My father didn’t hesitate.

With a blithe

spirit, straddled heaven’s gate.

I remain

 

stuck in sand. Still, I await

the sublime’s

global-tilt to elongate

what’s on high.

 

Thus, the sky,

on the horizontal plain

allows me jump my own height

with a flight

 

that’s side-ways.
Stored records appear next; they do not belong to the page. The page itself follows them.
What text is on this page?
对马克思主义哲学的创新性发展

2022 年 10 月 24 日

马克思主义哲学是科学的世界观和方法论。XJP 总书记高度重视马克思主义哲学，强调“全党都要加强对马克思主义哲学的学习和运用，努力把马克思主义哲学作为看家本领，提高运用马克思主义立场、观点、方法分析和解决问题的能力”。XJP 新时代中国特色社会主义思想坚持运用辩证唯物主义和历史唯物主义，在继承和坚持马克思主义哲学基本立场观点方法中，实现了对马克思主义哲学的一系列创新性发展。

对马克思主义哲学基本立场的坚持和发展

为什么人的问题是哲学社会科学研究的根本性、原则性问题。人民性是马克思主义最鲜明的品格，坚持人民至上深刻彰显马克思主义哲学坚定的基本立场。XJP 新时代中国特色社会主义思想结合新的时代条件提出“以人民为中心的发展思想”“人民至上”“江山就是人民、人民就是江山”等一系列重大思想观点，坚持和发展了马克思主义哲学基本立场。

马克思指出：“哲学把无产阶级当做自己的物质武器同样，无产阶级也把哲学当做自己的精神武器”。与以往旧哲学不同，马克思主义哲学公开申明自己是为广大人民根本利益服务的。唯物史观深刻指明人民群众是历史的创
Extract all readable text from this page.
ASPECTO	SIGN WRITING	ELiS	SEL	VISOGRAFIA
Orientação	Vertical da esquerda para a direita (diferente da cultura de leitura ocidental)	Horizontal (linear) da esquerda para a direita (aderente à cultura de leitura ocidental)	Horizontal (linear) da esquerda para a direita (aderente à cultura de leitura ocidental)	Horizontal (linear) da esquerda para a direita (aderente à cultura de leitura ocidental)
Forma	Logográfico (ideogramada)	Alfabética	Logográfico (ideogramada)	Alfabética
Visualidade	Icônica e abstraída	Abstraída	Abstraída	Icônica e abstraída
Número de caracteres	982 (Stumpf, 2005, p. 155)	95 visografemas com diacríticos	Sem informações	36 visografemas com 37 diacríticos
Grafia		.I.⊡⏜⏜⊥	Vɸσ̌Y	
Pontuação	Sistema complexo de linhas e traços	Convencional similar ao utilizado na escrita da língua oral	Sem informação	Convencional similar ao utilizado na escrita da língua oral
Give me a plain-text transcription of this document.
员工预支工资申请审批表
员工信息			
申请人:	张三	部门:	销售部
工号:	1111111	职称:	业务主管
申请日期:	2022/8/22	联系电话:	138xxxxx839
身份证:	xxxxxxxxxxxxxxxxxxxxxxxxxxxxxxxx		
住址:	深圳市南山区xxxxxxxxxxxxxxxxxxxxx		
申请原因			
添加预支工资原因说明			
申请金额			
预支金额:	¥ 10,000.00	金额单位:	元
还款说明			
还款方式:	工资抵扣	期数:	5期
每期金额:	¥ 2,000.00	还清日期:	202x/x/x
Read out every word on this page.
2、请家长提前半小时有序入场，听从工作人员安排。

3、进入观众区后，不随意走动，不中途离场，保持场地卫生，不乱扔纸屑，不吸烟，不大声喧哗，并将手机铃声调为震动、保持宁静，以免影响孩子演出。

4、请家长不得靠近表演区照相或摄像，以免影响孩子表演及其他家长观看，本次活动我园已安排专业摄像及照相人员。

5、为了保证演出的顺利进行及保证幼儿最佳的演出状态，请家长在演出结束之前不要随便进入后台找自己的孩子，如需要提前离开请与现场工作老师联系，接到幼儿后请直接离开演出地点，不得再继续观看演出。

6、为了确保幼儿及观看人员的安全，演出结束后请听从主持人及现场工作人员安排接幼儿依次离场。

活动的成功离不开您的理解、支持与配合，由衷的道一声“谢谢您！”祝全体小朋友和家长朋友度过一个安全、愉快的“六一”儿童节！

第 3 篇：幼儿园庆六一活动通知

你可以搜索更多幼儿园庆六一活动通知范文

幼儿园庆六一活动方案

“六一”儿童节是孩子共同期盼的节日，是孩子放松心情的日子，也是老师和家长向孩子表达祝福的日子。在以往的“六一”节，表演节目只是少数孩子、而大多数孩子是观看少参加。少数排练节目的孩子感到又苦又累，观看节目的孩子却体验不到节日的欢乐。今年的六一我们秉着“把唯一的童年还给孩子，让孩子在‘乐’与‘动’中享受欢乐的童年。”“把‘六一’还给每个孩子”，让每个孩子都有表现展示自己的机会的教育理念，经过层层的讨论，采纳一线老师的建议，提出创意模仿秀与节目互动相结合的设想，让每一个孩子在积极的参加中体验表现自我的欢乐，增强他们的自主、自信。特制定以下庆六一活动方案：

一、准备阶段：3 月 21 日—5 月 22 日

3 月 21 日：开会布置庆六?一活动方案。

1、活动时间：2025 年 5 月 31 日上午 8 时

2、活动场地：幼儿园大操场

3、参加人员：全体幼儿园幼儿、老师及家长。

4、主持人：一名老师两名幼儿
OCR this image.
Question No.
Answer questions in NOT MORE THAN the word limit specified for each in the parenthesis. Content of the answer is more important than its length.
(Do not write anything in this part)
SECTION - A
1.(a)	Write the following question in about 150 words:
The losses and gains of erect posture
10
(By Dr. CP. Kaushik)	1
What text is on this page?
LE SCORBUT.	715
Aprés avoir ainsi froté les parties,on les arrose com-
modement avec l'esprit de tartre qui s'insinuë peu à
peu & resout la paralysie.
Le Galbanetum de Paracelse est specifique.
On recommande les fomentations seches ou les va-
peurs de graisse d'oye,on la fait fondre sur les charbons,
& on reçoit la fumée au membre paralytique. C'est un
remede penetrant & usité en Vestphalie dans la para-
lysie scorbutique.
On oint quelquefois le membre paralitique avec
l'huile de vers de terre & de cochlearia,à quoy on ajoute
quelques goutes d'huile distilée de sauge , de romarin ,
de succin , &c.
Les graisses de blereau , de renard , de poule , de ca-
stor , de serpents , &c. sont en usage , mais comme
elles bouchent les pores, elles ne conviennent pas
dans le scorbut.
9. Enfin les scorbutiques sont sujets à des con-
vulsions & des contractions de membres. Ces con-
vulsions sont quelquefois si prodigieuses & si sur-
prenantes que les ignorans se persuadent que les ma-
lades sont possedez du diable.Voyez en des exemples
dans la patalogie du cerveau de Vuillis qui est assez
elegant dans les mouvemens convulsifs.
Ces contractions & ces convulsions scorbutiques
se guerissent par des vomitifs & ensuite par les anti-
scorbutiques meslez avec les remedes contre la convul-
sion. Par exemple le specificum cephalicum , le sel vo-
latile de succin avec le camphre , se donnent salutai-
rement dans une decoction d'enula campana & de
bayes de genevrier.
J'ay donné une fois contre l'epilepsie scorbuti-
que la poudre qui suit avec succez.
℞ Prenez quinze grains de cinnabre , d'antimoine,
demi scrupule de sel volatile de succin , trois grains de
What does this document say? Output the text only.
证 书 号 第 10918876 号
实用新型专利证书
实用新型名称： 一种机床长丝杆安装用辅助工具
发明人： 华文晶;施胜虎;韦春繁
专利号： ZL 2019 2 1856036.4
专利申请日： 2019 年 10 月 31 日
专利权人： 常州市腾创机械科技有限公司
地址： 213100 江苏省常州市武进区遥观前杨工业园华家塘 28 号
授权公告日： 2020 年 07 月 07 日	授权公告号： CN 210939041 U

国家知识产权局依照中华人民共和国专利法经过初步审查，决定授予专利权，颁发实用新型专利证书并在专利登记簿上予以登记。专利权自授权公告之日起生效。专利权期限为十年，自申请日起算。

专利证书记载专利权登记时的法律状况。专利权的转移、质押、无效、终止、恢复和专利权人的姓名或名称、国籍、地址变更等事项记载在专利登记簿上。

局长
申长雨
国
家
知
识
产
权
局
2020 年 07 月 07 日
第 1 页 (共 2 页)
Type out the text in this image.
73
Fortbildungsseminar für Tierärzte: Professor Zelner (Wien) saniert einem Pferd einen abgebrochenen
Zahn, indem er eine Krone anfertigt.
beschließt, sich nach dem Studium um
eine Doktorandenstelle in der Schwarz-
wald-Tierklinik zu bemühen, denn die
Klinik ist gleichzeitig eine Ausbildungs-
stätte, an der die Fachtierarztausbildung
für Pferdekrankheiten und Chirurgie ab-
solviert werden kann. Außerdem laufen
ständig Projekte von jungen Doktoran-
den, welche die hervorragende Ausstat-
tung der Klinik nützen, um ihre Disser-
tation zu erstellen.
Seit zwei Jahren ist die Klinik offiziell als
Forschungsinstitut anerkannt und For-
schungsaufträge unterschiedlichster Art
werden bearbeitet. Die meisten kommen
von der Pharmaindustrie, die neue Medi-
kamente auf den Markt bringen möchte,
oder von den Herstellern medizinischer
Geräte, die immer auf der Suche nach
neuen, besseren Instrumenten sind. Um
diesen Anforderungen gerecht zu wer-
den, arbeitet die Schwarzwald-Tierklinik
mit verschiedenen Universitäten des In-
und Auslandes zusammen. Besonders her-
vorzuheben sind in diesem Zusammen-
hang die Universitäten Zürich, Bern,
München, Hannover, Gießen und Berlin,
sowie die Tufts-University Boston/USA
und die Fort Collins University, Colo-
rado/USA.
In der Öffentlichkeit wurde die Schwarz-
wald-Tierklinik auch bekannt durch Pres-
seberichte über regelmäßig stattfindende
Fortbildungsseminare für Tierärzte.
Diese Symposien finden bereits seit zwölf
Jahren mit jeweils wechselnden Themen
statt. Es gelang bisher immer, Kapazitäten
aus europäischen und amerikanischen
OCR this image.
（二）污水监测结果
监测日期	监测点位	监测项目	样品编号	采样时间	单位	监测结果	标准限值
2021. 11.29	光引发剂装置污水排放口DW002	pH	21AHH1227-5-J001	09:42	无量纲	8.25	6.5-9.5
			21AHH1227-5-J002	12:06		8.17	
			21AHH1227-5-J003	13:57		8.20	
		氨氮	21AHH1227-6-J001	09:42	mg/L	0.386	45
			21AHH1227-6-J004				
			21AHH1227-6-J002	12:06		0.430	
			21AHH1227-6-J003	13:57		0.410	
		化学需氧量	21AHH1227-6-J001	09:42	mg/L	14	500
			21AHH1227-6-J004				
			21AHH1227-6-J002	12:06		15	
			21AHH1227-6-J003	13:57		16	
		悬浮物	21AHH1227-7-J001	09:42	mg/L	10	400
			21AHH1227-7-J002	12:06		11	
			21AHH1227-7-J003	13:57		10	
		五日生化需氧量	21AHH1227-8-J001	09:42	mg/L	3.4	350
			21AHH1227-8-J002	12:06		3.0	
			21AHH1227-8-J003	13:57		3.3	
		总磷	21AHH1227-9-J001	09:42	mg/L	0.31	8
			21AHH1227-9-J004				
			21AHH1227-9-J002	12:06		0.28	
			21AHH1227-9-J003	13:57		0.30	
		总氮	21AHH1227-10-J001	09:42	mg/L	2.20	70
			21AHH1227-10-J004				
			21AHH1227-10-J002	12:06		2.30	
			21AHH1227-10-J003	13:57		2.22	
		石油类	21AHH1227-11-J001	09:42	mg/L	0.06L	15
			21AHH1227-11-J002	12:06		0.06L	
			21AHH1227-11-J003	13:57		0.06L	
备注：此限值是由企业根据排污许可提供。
And it comes right.  

 Sprinting:
100 metres final,Olympics,Atlanta,1996

1.  Eight inflated bodies winched down on the moonscape,
     one step forward
 
2.  Dead-eyes fixed inwardly to a previous existence,
     hardly human
 
3.  Flicker of rage as rival slow to settle
     disturbs an eyelash
 
4  Pyramids of muscle ankle-deep in starting blocks
    bury feelings
 
5 Respond to the pistol-shot, each as though the gun was
    to the head
 
6 (False starts can be bypassed as human weakness,
    the sensor detects)
 
7 Stampede of raw flesh wobbles off, eating up
    the asphalt with spikes
 
8 Straighten up to unbolt zombies like zephyrs,
    eyes rolling in the skulls
 
9 Lunchboxes swing from side to side, what’s in them
    obviously works
 
10 Ten seconds is a long time to live with
     locked in what went wrong or right

 
Flying Up Mountains

IM Marco Pantani (1970 - 2004) 

Your last climb was the hardest.
Beyond the clouds to a moon-
surface of infinite thirst, 

for you could no longer spin
like a mountain snipe on your bike
till the spokes begin to sing.

Now you leave the world behind,
and the gap is an earthquake
swallowing the roads you climbed. 

The streets weep with bicycles.
Each alone as an egret.
Sad the music of their wheels.  

Da Vinci looks to the sky,
Icarus on reflections
down below. We saw him fly.

Marco
ascends
into
heaven
on
a
wing
and
a
prayer.
He
doesn’t
need
air.

The Raising of El Diego (2007)

The hand of God has been withdrawn.
Maradona has marred his don.
Still his sacred legs stagger on,
though hamstrung by loss of form,
at the edge of the box. He’s not
going to turn and hit the net.
A penalty is his best bet.
Or an own goal. It’s him that’s shot.
But as the final whistle blows
for full time, the fat man steps back
and nets the ball, the last attack
in the game, and the crowd rose
to their feet. El Diego lives.

Only a miracle could explain
the sleight of foot: his left hand raised,
a back pedal, and a toe in pain. 
While the Ref’s devil advocate
in Rome reviews action replays,
I’m already sure, heaven be praised,
grace of Pantani, Diego’s mate. 
When Marco was cold-shouldered, the sole
big name at his internment
was El. So, justice has been done.
The saint of climbs achieved his goal.